USD should have strengthened on payrolls, it did the opposite

Nonfarm Payrolls show better than expected headline jobs growth, lower than expected unemployment, and wages growth strengthening too. Along with a net positive revision to prior months of +235,000, this was all-around a solidly strong jobs report.

However, there was a decisive move lower on the yields of longer-dated Treasuries. A strong payrolls report should normally see yields rising (participants selling bonds). The yield on the 10 years fell sharply to a five-week low.

US 100 year Treasury yield

As you can see a key uptrend of the past few months is holding for now but is under threat on the 10-year yield. 

There is some reasoning that might help explain why this rather odd move came about. After a raft of tier one data including 6 major central banks reporting in the past two weeks, this might be a case of near-term position unwinding. All the news is now out there and a near-term kickback may be the result. This is also reflected in the movement on the USD on Friday.

DXY - Dollar Index

With bond yields tracking lower, and the US Dollar Index falling to kick higher on Friday gives the sense that there may now be a near-term unwind within the uptrend channel. There is room for a retracement back towards 93.50/94.00. However, we would see this as a near-term move and is likely to be another chance to buy in due course.

Technicals reflect the potential shift

The near-term technical outlook on some of the major pairs shows there is a potential unwind of USD strength developing. Some of these charts have moved to test key levels which shows the USD comes into this new trading week at a near-term inflection point.

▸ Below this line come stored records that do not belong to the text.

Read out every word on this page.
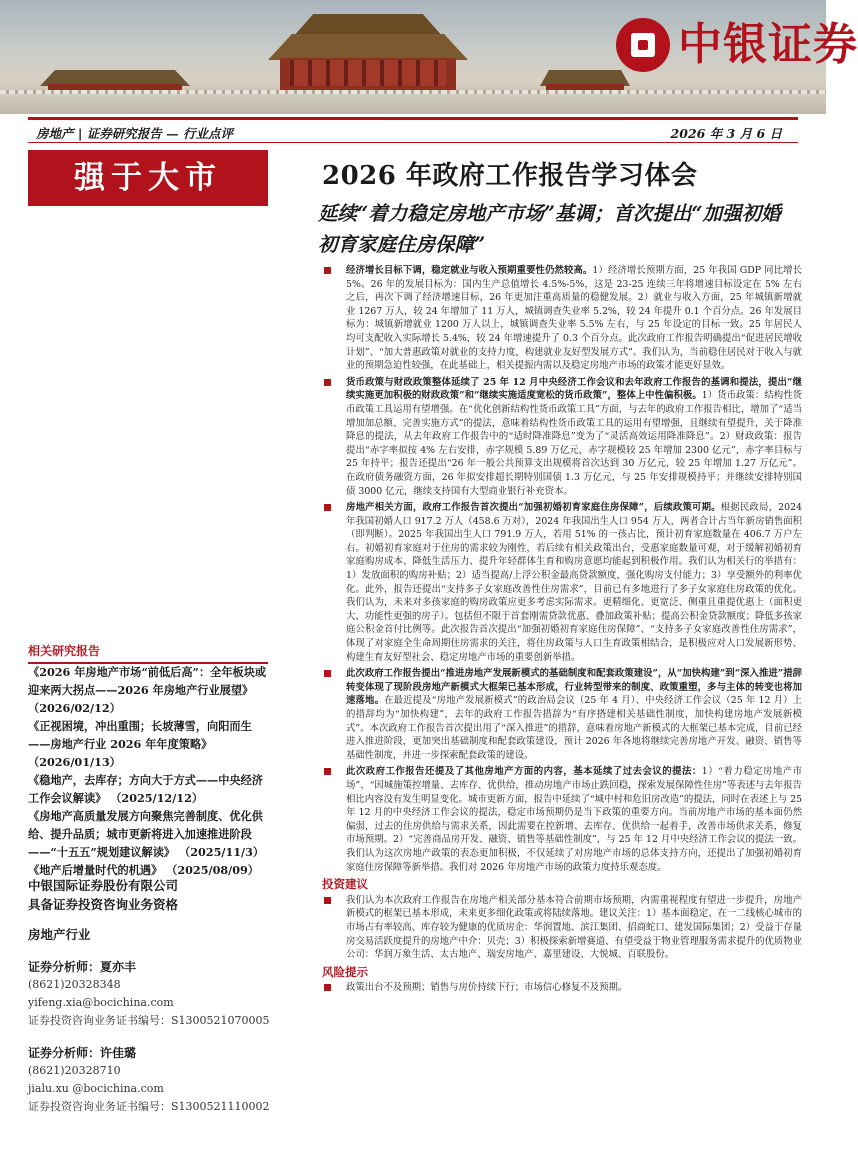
中银证券
房地产 | 证券研究报告 — 行业点评	2026 年 3 月 6 日
强于大市
相关研究报告
《2026 年房地产市场“前低后高”：全年板块或迎来两大拐点——2026 年房地产行业展望》 （2026/02/12）
《正视困境，冲出重围；长坡薄雪，向阳而生——房地产行业 2026 年年度策略》 （2026/01/13）
《稳地产，去库存；方向大于方式——中央经济工作会议解读》 （2025/12/12）
《房地产高质量发展方向聚焦完善制度、优化供给、提升品质；城市更新将进入加速推进阶段——“十五五”规划建议解读》 （2025/11/3）
《地产后增量时代的机遇》 （2025/08/09）
中银国际证券股份有限公司
具备证券投资咨询业务资格
房地产行业
证券分析师：夏亦丰
(8621)20328348
yifeng.xia@bocichina.com
证券投资咨询业务证书编号：S1300521070005
证券分析师：许佳璐
(8621)20328710
jialu.xu @bocichina.com
证券投资咨询业务证书编号：S1300521110002
2026 年政府工作报告学习体会
延续“着力稳定房地产市场”基调；首次提出“加强初婚初育家庭住房保障”
经济增长目标下调，稳定就业与收入预期重要性仍然较高。1）经济增长预期方面，25 年我国 GDP 同比增长 5%。26 年的发展目标为：国内生产总值增长 4.5%-5%，这是 23-25 连续三年将增速目标设定在 5% 左右之后，再次下调了经济增速目标，26 年更加注重高质量的稳健发展。2）就业与收入方面，25 年城镇新增就业 1267 万人，较 24 年增加了 11 万人，城镇调查失业率 5.2%，较 24 年提升 0.1 个百分点。26 年发展目标为：城镇新增就业 1200 万人以上，城镇调查失业率 5.5% 左右，与 25 年设定的目标一致。25 年居民人均可支配收入实际增长 5.4%，较 24 年增速提升了 0.3 个百分点。此次政府工作报告明确提出“促进居民增收计划”、“加大普惠政策对就业的支持力度，构建就业友好型发展方式”。我们认为，当前稳住居民对于收入与就业的预期急迫性较强，在此基础上，相关提振内需以及稳定房地产市场的政策才能更好显效。
货币政策与财政政策整体延续了 25 年 12 月中央经济工作会议和去年政府工作报告的基调和提法，提出“继续实施更加积极的财政政策”和“继续实施适度宽松的货币政策”，整体上中性偏积极。1）货币政策：结构性货币政策工具运用有望增强。在“优化创新结构性货币政策工具”方面，与去年的政府工作报告相比，增加了“适当增加加总额、完善实施方式”的提法，意味着结构性货币政策工具的运用有望增强，且继续有望提升，关于降准降息的提法，从去年政府工作报告中的“适时降准降息”变为了“灵活高效运用降准降息”。2）财政政策：报告提出“赤字率拟按 4% 左右安排，赤字规模 5.89 万亿元，赤字规模较 25 年增加 2300 亿元”，赤字率目标与 25 年持平；报告还提出“26 年一般公共预算支出规模将首次达到 30 万亿元，较 25 年增加 1.27 万亿元”。在政府债务融资方面，26 年拟安排超长期特别国债 1.3 万亿元，与 25 年安排规模持平；并继续安排特别国债 3000 亿元，继续支持国有大型商业银行补充资本。
房地产相关方面，政府工作报告首次提出“加强初婚初育家庭住房保障”，后续政策可期。根据民政局，2024 年我国初婚人口 917.2 万人（458.6 万对），2024 年我国出生人口 954 万人，两者合计占当年新房销售面积（即判断）。2025 年我国出生人口 791.9 万人，若用 51% 的一孩占比，预计初育家庭数量在 406.7 万户左右。初婚初育家庭对于住房的需求较为刚性，若后续有相关政策出台，受惠家庭数量可观，对于缓解初婚初育家庭购房成本、降低生活压力、提升年轻群体生育和购房意愿均能起到积极作用。我们认为相关行的举措有：1）发放面积的购房补贴；2）适当提高/上浮公积金最高贷款额度，强化购房支付能力；3）享受额外的利率优化。此外，报告还提出“支持多子女家庭改善性住房需求”，目前已有多地进行了多子女家庭住房政策的优化。我们认为，未来对多孩家庭的购房政策应更多考虑实际需求。更精细化、更宽泛、侧重且重提优惠上（面积更大、功能性更强的房子）。包括但不限于首套刚需贷款优惠、叠加政策补贴；提高公积金贷款额度；降低多孩家庭公积金首付比例等。此次报告首次提出“加强初婚初育家庭住房保障”、“支持多子女家庭改善性住房需求”，体现了对家庭全生命周期住房需求的关注，将住房政策与人口生育政策相结合，是积极应对人口发展新形势、构建生育友好型社会、稳定房地产市场的重要创新举措。
此次政府工作报告提出“推进房地产发展新模式的基础制度和配套政策建设”，从“加快构建”到“深入推进”措辞转变体现了现阶段房地产新模式大框架已基本形成，行业转型带来的制度、政策重塑，多与主体的转变也将加速落地。在最近提及“房地产发展新模式”的政治局会议（25 年 4 月）、中央经济工作会议（25 年 12 月）上的措辞均为“加快构建”，去年的政府工作报告措辞为“有序搭建相关基础性制度，加快构建房地产发展新模式”。本次政府工作报告首次提出用了“深入推进”的措辞，意味着房地产新模式的大框架已基本完成，目前已经进入推进阶段，更加突出基础制度和配套政策建设，预计 2026 年各地将继续完善房地产开发、融资、销售等基础性制度，并进一步探索配套政策的建设。
此次政府工作报告还提及了其他房地产方面的内容，基本延续了过去会议的提法：1）“着力稳定房地产市场”、“因城施策控增量、去库存、优供给，推动房地产市场止跌回稳，探索发展保障性住房”等表述与去年报告相比内容没有发生明显变化。城市更新方面，报告中延续了“城中村和危旧房改造”的提法，同时在表述上与 25 年 12 月的中央经济工作会议的提法，稳定市场预期仍是当下政策的重要方向。当前房地产市场的基本面仍然偏弱，过去的住房供给与需求关系，因此需要在控新增、去库存、优供给一起着手，改善市场供求关系，修复市场预期。2）“完善商品房开发、融资、销售等基础性制度”，与 25 年 12 月中央经济工作会议的提法一致。我们认为这次房地产政策的表态更加积极，不仅延续了对房地产市场的总体支持方向，还提出了加强初婚初育家庭住房保障等新举措。我们对 2026 年房地产市场的政策力度持乐观态度。
投资建议
我们认为本次政府工作报告在房地产相关部分基本符合前期市场预期，内需重视程度有望进一步提升，房地产新模式的框架已基本形成，未来更多细化政策或将陆续落地。建议关注：1）基本面稳定、在一二线核心城市的市场占有率较高、库存较为健康的优质房企：华润置地、滨江集团、招商蛇口、建发国际集团；2）受益于存量房交易活跃度提升的房地产中介：贝壳；3）积极探索新增赛道、有望受益于物业管理服务需求提升的优质物业公司：华润万象生活、太古地产、瑞安房地产、嘉里建设、大悦城、百联股份。
风险提示
政策出台不及预期；销售与房价持续下行；市场信心修复不及预期。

Essentially EUR/USD has been in a consolidation rectangle since late September. A false upside break in late October and a false downside break on Friday leave the market broadly rangebound still. However, the pair has rebounded to test 1.3570/1.3585 resistance now. A move above this resistance would complete a small base pattern (shown best on the hourly chart). This would imply +55 pips of near term recovery, close towards a test of what is now a five-month downtrend (currently around 1.1650)


We also see a similar base pattern building in the chart of AUD/USD. A move above 0.7410 would complete the pattern and imply +50 pips of near-term recovery, towards 0.7460. This would be an unwind into the big medium-term resistance band around 0.7450/0.7475. We would see this as a likely area where a rally would falter and give the renewed opportunity to sell.


Even GBP/USD there is the potential for a rebound. GBP has been underperforming across the major currencies in recent weeks. However, the chart of Cable shows a near-term rally could take hold if there is a break above 1.3510 resistance. It would imply c. 85 pips of recovery and would be right into the midst of the resistance band 1.3570/1.3600. Once more any near term rally would be expected to be short-lived and be a chance to sell GBP/USD.



We can see from the lack of USD positive trending move in the wake of the payrolls report, there may be a near-term unwind that is threatening for the dollar. We would though expect this to be short-lived and provide the next opportunity to play the medium-term USD positive trend.